The process of aging is a strange thing. You go along blithely, knowing that each year you’re getting older but feeling immortal nonetheless. You turn 40, 50, and subtly things change. One day you start getting hot flashes – you take hormones and forget about it. Then you’re at the dollar store buying reading glasses so you can see small print. You get a pill from the doctor to take care of that acid reflux in the morning. And if you aren’t on blood pressure or cholesterol medicine, your friends are. It’s only in hindsight that you start adding things up, and then you think, “This sucks.”

But it’s turning 60 that really starts the train moving. Friends you still picture at 18 or 25 or 30, aren’t. People you used to laugh and drink with half the night start talking about their heart stints and knee replacements and won’t stay out past ten. The guy who partied too hard and got in fights on Saturday night, who should have died behind the wheel more than once, dies of cancer instead. And then one of your dearest friends in the world, who sat next to you in Sister Mary Mark’s first-grade class, dies of complications from ovarian cancer, and part of what you feel is the Sixties punching you in the nose and saying, “Pay attention, fool!” Which you sort of do. But you sort of don’t.

I went for my annual physical last month. Had to. They wouldn’t refill my prescriptions anymore. I was a little wary, as my doctor of 15 years moved on and left me in the hands of someone who could pass for 24. (She’s 34. I asked.) There were times during the physical when the new doctor just sat there studying my medical history, looking worried and saying nothing. My old doctor used to do that too, so I figured the new one knew what she was doing. I know she’s thorough, because she signed me up for more tests.

Which is what led to the discovery of two nodules in my neck, one on the thyroid gland and one on the parotid gland. They call them nodules because the word “mass” tends to alarm people, but if you ask them what a nodule is, they say, “Well, it’s a mass.” The next step, of course, is any number of tests and scans, because God forbid you should skip one and jump ahead to the place you know you’re headed anyway, The Biopsy, where they plunge a needle into your neck a lot deeper than the so-called numbing stuff goes and you end up looking like someone jammed a golf ball down your ear canal. Excuse me, that was Biopsy #1. #2 is coming up.

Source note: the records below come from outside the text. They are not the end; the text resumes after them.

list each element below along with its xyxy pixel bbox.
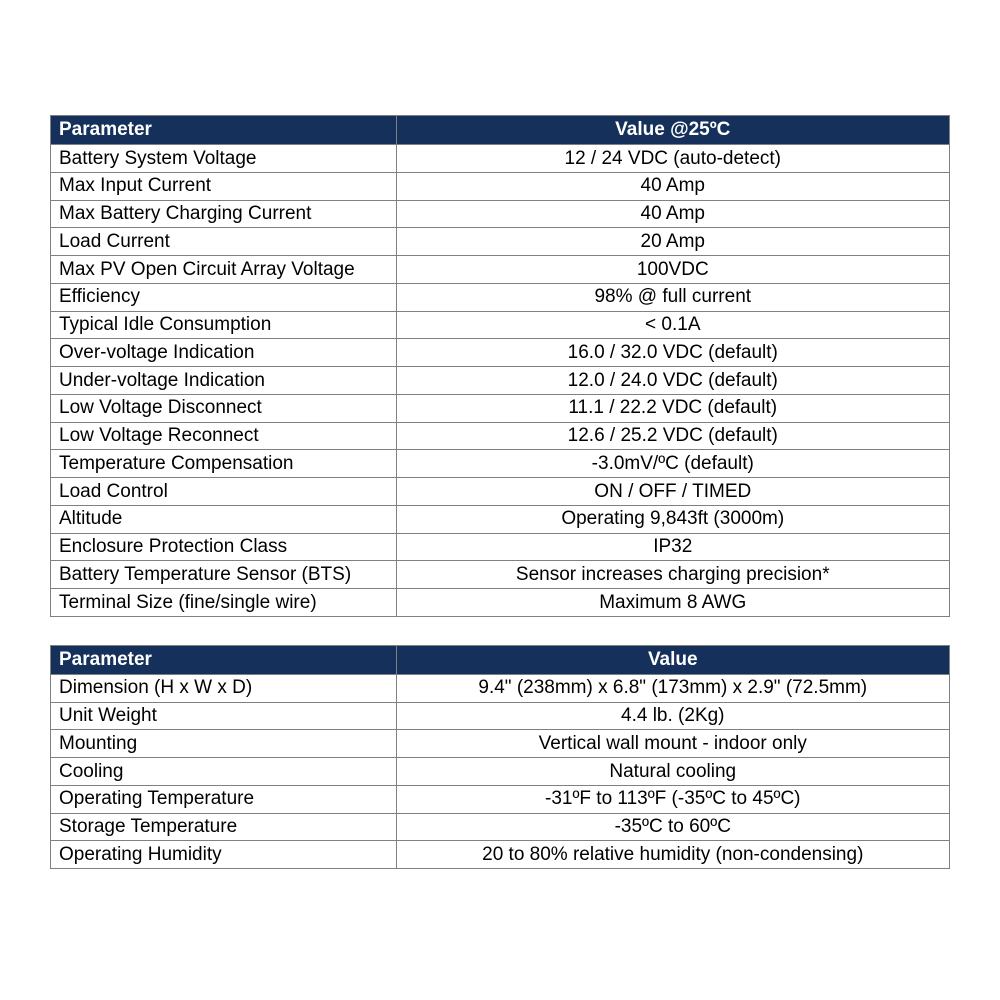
value-cell: -35ºC to 60ºC bbox=[396, 813, 949, 841]
value-cell: -3.0mV/ºC (default) bbox=[396, 450, 949, 478]
value-cell: 12.0 / 24.0 VDC (default) bbox=[396, 367, 949, 395]
table-row: Dimension (H x W x D)9.4" (238mm) x 6.8"… bbox=[51, 674, 950, 702]
parameter-cell: Load Current bbox=[51, 228, 397, 256]
physical-spec-body: Dimension (H x W x D)9.4" (238mm) x 6.8"… bbox=[51, 674, 950, 868]
col-header-parameter: Parameter bbox=[51, 116, 397, 145]
value-cell: Natural cooling bbox=[396, 758, 949, 786]
table-row: Load ControlON / OFF / TIMED bbox=[51, 478, 950, 506]
parameter-cell: Low Voltage Reconnect bbox=[51, 422, 397, 450]
parameter-cell: Max Input Current bbox=[51, 172, 397, 200]
parameter-cell: Efficiency bbox=[51, 283, 397, 311]
value-cell: 9.4" (238mm) x 6.8" (173mm) x 2.9" (72.5… bbox=[396, 674, 949, 702]
parameter-cell: Under-voltage Indication bbox=[51, 367, 397, 395]
table-row: Max PV Open Circuit Array Voltage100VDC bbox=[51, 256, 950, 284]
table-row: Max Battery Charging Current40 Amp bbox=[51, 200, 950, 228]
value-cell: 40 Amp bbox=[396, 200, 949, 228]
value-cell: IP32 bbox=[396, 533, 949, 561]
col-header-parameter: Parameter bbox=[51, 645, 397, 674]
table-row: Load Current20 Amp bbox=[51, 228, 950, 256]
table-header-row: Parameter Value bbox=[51, 645, 950, 674]
table-row: Battery System Voltage12 / 24 VDC (auto-… bbox=[51, 145, 950, 173]
parameter-cell: Max PV Open Circuit Array Voltage bbox=[51, 256, 397, 284]
parameter-cell: Enclosure Protection Class bbox=[51, 533, 397, 561]
parameter-cell: Unit Weight bbox=[51, 702, 397, 730]
parameter-cell: Storage Temperature bbox=[51, 813, 397, 841]
table-row: Storage Temperature-35ºC to 60ºC bbox=[51, 813, 950, 841]
table-row: Terminal Size (fine/single wire)Maximum … bbox=[51, 589, 950, 617]
table-row: Max Input Current40 Amp bbox=[51, 172, 950, 200]
table-header-row: Parameter Value @25ºC bbox=[51, 116, 950, 145]
value-cell: Sensor increases charging precision* bbox=[396, 561, 949, 589]
table-row: Enclosure Protection ClassIP32 bbox=[51, 533, 950, 561]
value-cell: 16.0 / 32.0 VDC (default) bbox=[396, 339, 949, 367]
table-row: Battery Temperature Sensor (BTS)Sensor i… bbox=[51, 561, 950, 589]
table-row: Temperature Compensation-3.0mV/ºC (defau… bbox=[51, 450, 950, 478]
spec-sheet: Parameter Value @25ºC Battery System Vol… bbox=[0, 0, 1000, 869]
parameter-cell: Mounting bbox=[51, 730, 397, 758]
value-cell: Operating 9,843ft (3000m) bbox=[396, 505, 949, 533]
table-row: Low Voltage Reconnect12.6 / 25.2 VDC (de… bbox=[51, 422, 950, 450]
parameter-cell: Operating Temperature bbox=[51, 785, 397, 813]
value-cell: 12.6 / 25.2 VDC (default) bbox=[396, 422, 949, 450]
parameter-cell: Dimension (H x W x D) bbox=[51, 674, 397, 702]
value-cell: Vertical wall mount - indoor only bbox=[396, 730, 949, 758]
electrical-spec-table: Parameter Value @25ºC Battery System Vol… bbox=[50, 115, 950, 617]
value-cell: < 0.1A bbox=[396, 311, 949, 339]
table-row: MountingVertical wall mount - indoor onl… bbox=[51, 730, 950, 758]
table-row: CoolingNatural cooling bbox=[51, 758, 950, 786]
electrical-spec-body: Battery System Voltage12 / 24 VDC (auto-… bbox=[51, 145, 950, 617]
table-row: Operating Humidity20 to 80% relative hum… bbox=[51, 841, 950, 869]
value-cell: 20 Amp bbox=[396, 228, 949, 256]
parameter-cell: Terminal Size (fine/single wire) bbox=[51, 589, 397, 617]
parameter-cell: Typical Idle Consumption bbox=[51, 311, 397, 339]
parameter-cell: Cooling bbox=[51, 758, 397, 786]
value-cell: Maximum 8 AWG bbox=[396, 589, 949, 617]
table-row: Unit Weight4.4 lb. (2Kg) bbox=[51, 702, 950, 730]
value-cell: 20 to 80% relative humidity (non-condens… bbox=[396, 841, 949, 869]
table-row: Under-voltage Indication12.0 / 24.0 VDC … bbox=[51, 367, 950, 395]
parameter-cell: Low Voltage Disconnect bbox=[51, 394, 397, 422]
table-row: Low Voltage Disconnect11.1 / 22.2 VDC (d… bbox=[51, 394, 950, 422]
parameter-cell: Altitude bbox=[51, 505, 397, 533]
value-cell: 11.1 / 22.2 VDC (default) bbox=[396, 394, 949, 422]
table-row: Operating Temperature-31ºF to 113ºF (-35… bbox=[51, 785, 950, 813]
col-header-value: Value @25ºC bbox=[396, 116, 949, 145]
value-cell: 40 Amp bbox=[396, 172, 949, 200]
parameter-cell: Temperature Compensation bbox=[51, 450, 397, 478]
value-cell: 12 / 24 VDC (auto-detect) bbox=[396, 145, 949, 173]
table-row: AltitudeOperating 9,843ft (3000m) bbox=[51, 505, 950, 533]
value-cell: ON / OFF / TIMED bbox=[396, 478, 949, 506]
parameter-cell: Battery System Voltage bbox=[51, 145, 397, 173]
parameter-cell: Load Control bbox=[51, 478, 397, 506]
parameter-cell: Battery Temperature Sensor (BTS) bbox=[51, 561, 397, 589]
value-cell: 98% @ full current bbox=[396, 283, 949, 311]
parameter-cell: Operating Humidity bbox=[51, 841, 397, 869]
value-cell: 100VDC bbox=[396, 256, 949, 284]
parameter-cell: Over-voltage Indication bbox=[51, 339, 397, 367]
table-row: Typical Idle Consumption< 0.1A bbox=[51, 311, 950, 339]
value-cell: -31ºF to 113ºF (-35ºC to 45ºC) bbox=[396, 785, 949, 813]
physical-spec-table: Parameter Value Dimension (H x W x D)9.4… bbox=[50, 645, 950, 869]
parameter-cell: Max Battery Charging Current bbox=[51, 200, 397, 228]
table-row: Over-voltage Indication16.0 / 32.0 VDC (… bbox=[51, 339, 950, 367]
col-header-value: Value bbox=[396, 645, 949, 674]
table-row: Efficiency98% @ full current bbox=[51, 283, 950, 311]
value-cell: 4.4 lb. (2Kg) bbox=[396, 702, 949, 730]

I don’t know for sure yet, but my nodules are looking distinctly more nodule-like than mass-like. A welcome thing, but they may have to come out regardless, which means a 3- to 4-hour surgery per nodule. A little something for me to look forward to this winter, along with quitting smoking. Because although my nodules are unrelated to smoking (hard to believe, isn’t it) you’d have to be an idiot not to see the handwriting on the wall. And that means becoming intimately acquainted with the bathroom scale again. There is absolutely nothing easy in this life. Not one thing.

It’s unseasonably hot for Minnesota in October, in the eighties yesterday and today, which makes blowing leaves a worse job than it already is. The Twins have dropped two games to the Damn Yankees in the AL playoffs. Randy Moss recognized the error of his ways and came back to the Vikings, where he was welcomed with open arms. I’ll be out in the yard blowing leaves and contemplating my nodules.